I still consider myself a believer in Jesus Christ and I still pray a lot (mostly for a strengthening of faith these days), but mention the word “Christian” to me and I recoil. I am aware there are Christian leftists and a growing movement toward the social gospel, and that’s attractive to me — but the Christian right eclipses that. I consider myself a “red letter Christian,” which means I focus on the words of Jesus himself that appear in the gospels. Unfortunately, those lessons of love, charity, and tolerance are minimized or even ignored by the Christian right. In this country, the religious right is a lot more powerful and a lot louder than the Christian left, and it’s turning many good people off to Christianity.

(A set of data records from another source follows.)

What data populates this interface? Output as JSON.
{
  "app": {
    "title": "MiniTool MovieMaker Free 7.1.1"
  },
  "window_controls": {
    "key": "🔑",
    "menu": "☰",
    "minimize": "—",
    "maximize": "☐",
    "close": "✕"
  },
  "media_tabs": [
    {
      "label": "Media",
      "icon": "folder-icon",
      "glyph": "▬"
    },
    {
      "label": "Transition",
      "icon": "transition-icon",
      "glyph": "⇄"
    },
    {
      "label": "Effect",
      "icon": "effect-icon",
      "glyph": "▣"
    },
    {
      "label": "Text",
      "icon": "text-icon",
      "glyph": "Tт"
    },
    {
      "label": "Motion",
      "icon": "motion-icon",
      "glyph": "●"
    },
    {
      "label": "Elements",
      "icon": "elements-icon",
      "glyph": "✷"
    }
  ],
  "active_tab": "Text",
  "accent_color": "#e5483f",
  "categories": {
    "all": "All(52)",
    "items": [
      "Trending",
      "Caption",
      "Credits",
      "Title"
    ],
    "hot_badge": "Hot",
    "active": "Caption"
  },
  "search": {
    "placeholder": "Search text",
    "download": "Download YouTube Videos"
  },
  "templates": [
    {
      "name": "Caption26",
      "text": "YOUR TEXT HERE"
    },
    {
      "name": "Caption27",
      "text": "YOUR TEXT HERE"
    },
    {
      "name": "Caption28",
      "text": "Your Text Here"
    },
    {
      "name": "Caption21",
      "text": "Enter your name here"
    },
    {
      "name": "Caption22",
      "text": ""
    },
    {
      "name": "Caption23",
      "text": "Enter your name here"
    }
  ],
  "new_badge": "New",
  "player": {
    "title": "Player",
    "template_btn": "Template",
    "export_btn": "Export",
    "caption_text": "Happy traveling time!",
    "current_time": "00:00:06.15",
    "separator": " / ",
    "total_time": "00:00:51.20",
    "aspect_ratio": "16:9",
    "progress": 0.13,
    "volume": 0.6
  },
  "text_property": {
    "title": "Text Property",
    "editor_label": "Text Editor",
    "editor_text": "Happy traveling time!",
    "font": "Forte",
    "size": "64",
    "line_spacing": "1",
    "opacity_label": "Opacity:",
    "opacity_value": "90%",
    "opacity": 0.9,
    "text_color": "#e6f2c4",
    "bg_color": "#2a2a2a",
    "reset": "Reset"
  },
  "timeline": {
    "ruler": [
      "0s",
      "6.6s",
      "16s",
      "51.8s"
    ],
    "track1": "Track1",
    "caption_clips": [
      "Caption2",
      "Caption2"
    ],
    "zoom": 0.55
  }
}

It seems that these days, the loudest and most powerful voices of Christianity belong to horrible people devoid of empathy or any true sense of morality or grace toward others.
So I find myself being turned off by the whole idea of Christianity, even though I know real Christianity isn’t like that at all. I pray about it all the time, but the doubts still remain. One result of this cognitive dissonance is that I haven’t been to church in almost two months. I’m going to have to call my priest and set up a time to talk to him about these issues, but it’s hard to motivate myself. I feel like a hypocrite attending church or taking communion again until this is resolved. It’s actually occurred to me this is exactly the way Satan would get people to leave the Christian faith. He would hijack the churches and fill them with heartless and judgmental authoritarians and narcissists. He would corrupt faith by making it political. He would use religion as a weapon of hatred intended to divide and create a culture of fear, which is the opposite of what Jesus intended. Good people who otherwise might embrace Jesus would reject Christianity altogether.
Maybe this is just a “dark night of the soul” — a spiritual crisis in which I’ll emerge with my faith stronger than ever, or maybe I really am “losing my religion.” I just don’t know anymore. I’ll keep praying, though.